Iranian negotiators in mid-August expressed optimism about the prospects for an agreement, with one advisor saying “we’re closer than we’ve been before” to securing a deal and that the “remaining issues are not very difficult to resolve.”
But so far, it seems there are a few remaining sticking points that are proving fairly difficult to resolve. The main issue of contention between the Iranian and Western camps is an ongoing investigation by the International Atomic Energy Agency — the U.N.’s nuclear watchdog — into unexplained traces of uranium found at Iranian facilities in the early 2000s. Tehran wants the investigation closed before they’ll accept any deal; the IAEA and U.S. and European governments are so far refusing.
The nuclear deal, formally called the Joint Comprehensive Plan of Action and penned under the Obama administration along with France, the U.K., Germany, Russia, and China, lifted economic sanctions on Iran in exchange for limits on its nuclear program.

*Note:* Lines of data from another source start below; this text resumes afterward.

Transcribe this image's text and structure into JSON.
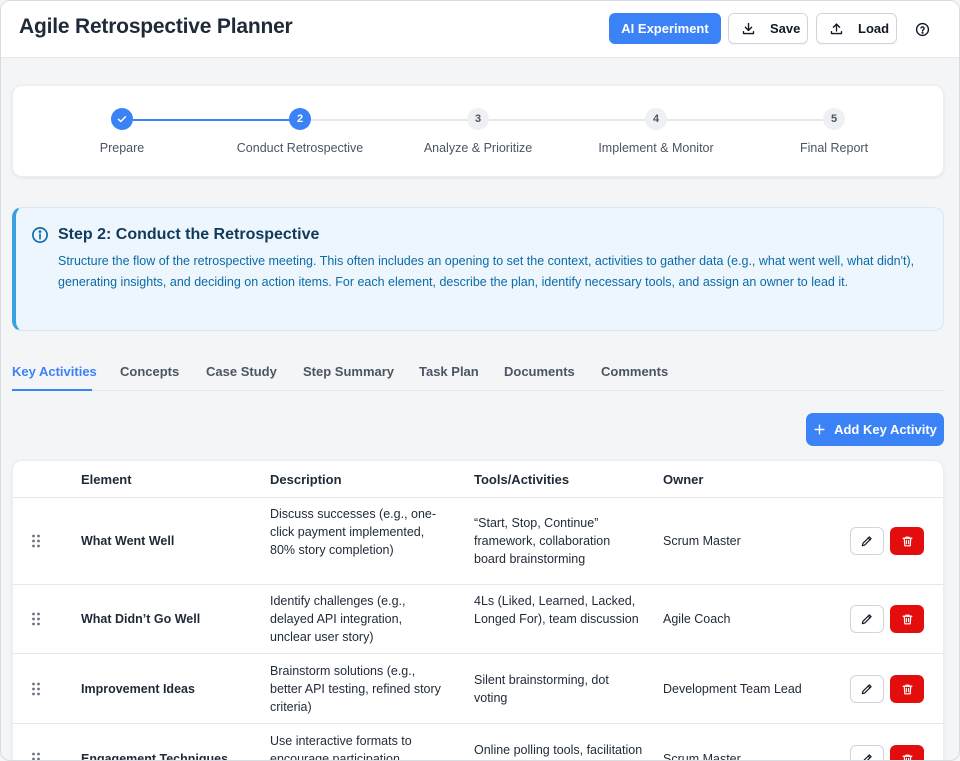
{
  "header": {
    "title": "Agile Retrospective Planner",
    "ai_button": "AI Experiment",
    "save_label": "Save",
    "load_label": "Load"
  },
  "stepper": {
    "steps": [
      {
        "number": "1",
        "label": "Prepare",
        "state": "done"
      },
      {
        "number": "2",
        "label": "Conduct Retrospective",
        "state": "active"
      },
      {
        "number": "3",
        "label": "Analyze & Prioritize",
        "state": "pending"
      },
      {
        "number": "4",
        "label": "Implement & Monitor",
        "state": "pending"
      },
      {
        "number": "5",
        "label": "Final Report",
        "state": "pending"
      }
    ]
  },
  "info": {
    "title": "Step 2: Conduct the Retrospective",
    "body": "Structure the flow of the retrospective meeting. This often includes an opening to set the context, activities to gather data (e.g., what went well, what didn't), generating insights, and deciding on action items. For each element, describe the plan, identify necessary tools, and assign an owner to lead it."
  },
  "tabs": [
    "Key Activities",
    "Concepts",
    "Case Study",
    "Step Summary",
    "Task Plan",
    "Documents",
    "Comments"
  ],
  "add_button": "Add Key Activity",
  "table": {
    "headers": {
      "element": "Element",
      "description": "Description",
      "tools": "Tools/Activities",
      "owner": "Owner"
    },
    "rows": [
      {
        "element": "What Went Well",
        "description": "Discuss successes (e.g., one-click payment implemented, 80% story completion)",
        "tools": "“Start, Stop, Continue” framework, collaboration board brainstorming",
        "owner": "Scrum Master"
      },
      {
        "element": "What Didn’t Go Well",
        "description": "Identify challenges (e.g., delayed API integration, unclear user story)",
        "tools": "4Ls (Liked, Learned, Lacked, Longed For), team discussion",
        "owner": "Agile Coach"
      },
      {
        "element": "Improvement Ideas",
        "description": "Brainstorm solutions (e.g., better API testing, refined story criteria)",
        "tools": "Silent brainstorming, dot voting",
        "owner": "Development Team Lead"
      },
      {
        "element": "Engagement Techniques",
        "description": "Use interactive formats to encourage participation",
        "tools": "Online polling tools, facilitation techniques",
        "owner": "Scrum Master"
      }
    ]
  },
  "colors": {
    "accent": "#3b82f6",
    "danger": "#e30d0d",
    "info_border": "#3aa0e0"
  }
}
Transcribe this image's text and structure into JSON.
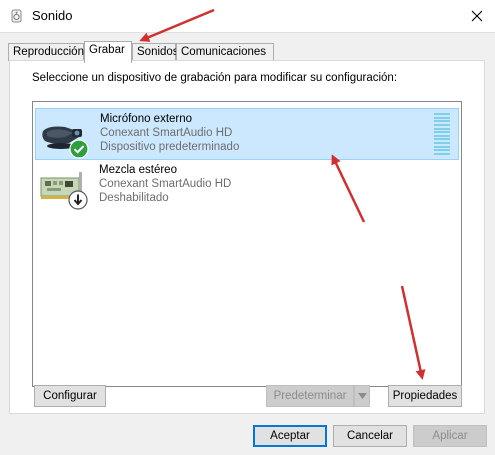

Since the U.S. withdrawal in mid-2018 however, sanctions have crushed Iran’s economy of 84 million people and Tehran has progressively ramped up its nuclear activity in breach of the deal, enriching uranium to the highest levels it has ever enriched and prompting the head of the IAEA to warn that “only countries making bombs” are exhibiting this level of activity.
That means the stakes are high, and particularly for the Biden administration, which listed the revival of the deal as a key foreign policy goal. It’s also become more urgent as sanctions on Russia due to its invasion of Ukraine slash Europe’s oil and gas supply and send prices soaring. While Iranian oil wouldn’t fully offset the loss of Russian barrels, it would still help ease supply pressures, analysts say.
“An Iran deal would represent an additional 1.1, 1.2 million barrels per day in crude exports, production and exports. That would happen over the next eight months. So we’d have a material difference on balances globally,” said Reid l’Anson, senior commodity analyst at commodities data firm Kpler.
But l’Anson doubts the likelihood of a deal being achieved, and he isn’t alone.
“The question moving forward is are we actually going to see a deal,” he said. “I still think we probably will not just given the fact that it’s politically unpopular in America and also even in Iran.”
Bob McNally, president at Rapidan Energy Group, was more optimistic.
“We think a deal is likely; we think it’s always been quite close and it’s getting much closer,” he said.
“Iran has about 150 to 200 million barrels of crude and condensate floating on the water. As soon as the deal is done … you’ll get a rush of that sale of stored oil,” he said, estimating that Iran would increase its production by about 900,000 barrels a day.
That means a significant boost from the current output level of roughly 30 million barrels per day, unless OPEC members substantially lower their oil output. “That is something that OPEC and OPEC plus has to factor and think about as they think about oil supply policy,” McNally said.
Given the Saudi energy minister’s recent comments, it seems the group is certainly thinking about it. But the longer Iran deal negotiations remain stuck over points of contention, the longer OPEC has to prepare — assuming a deal is reached at all.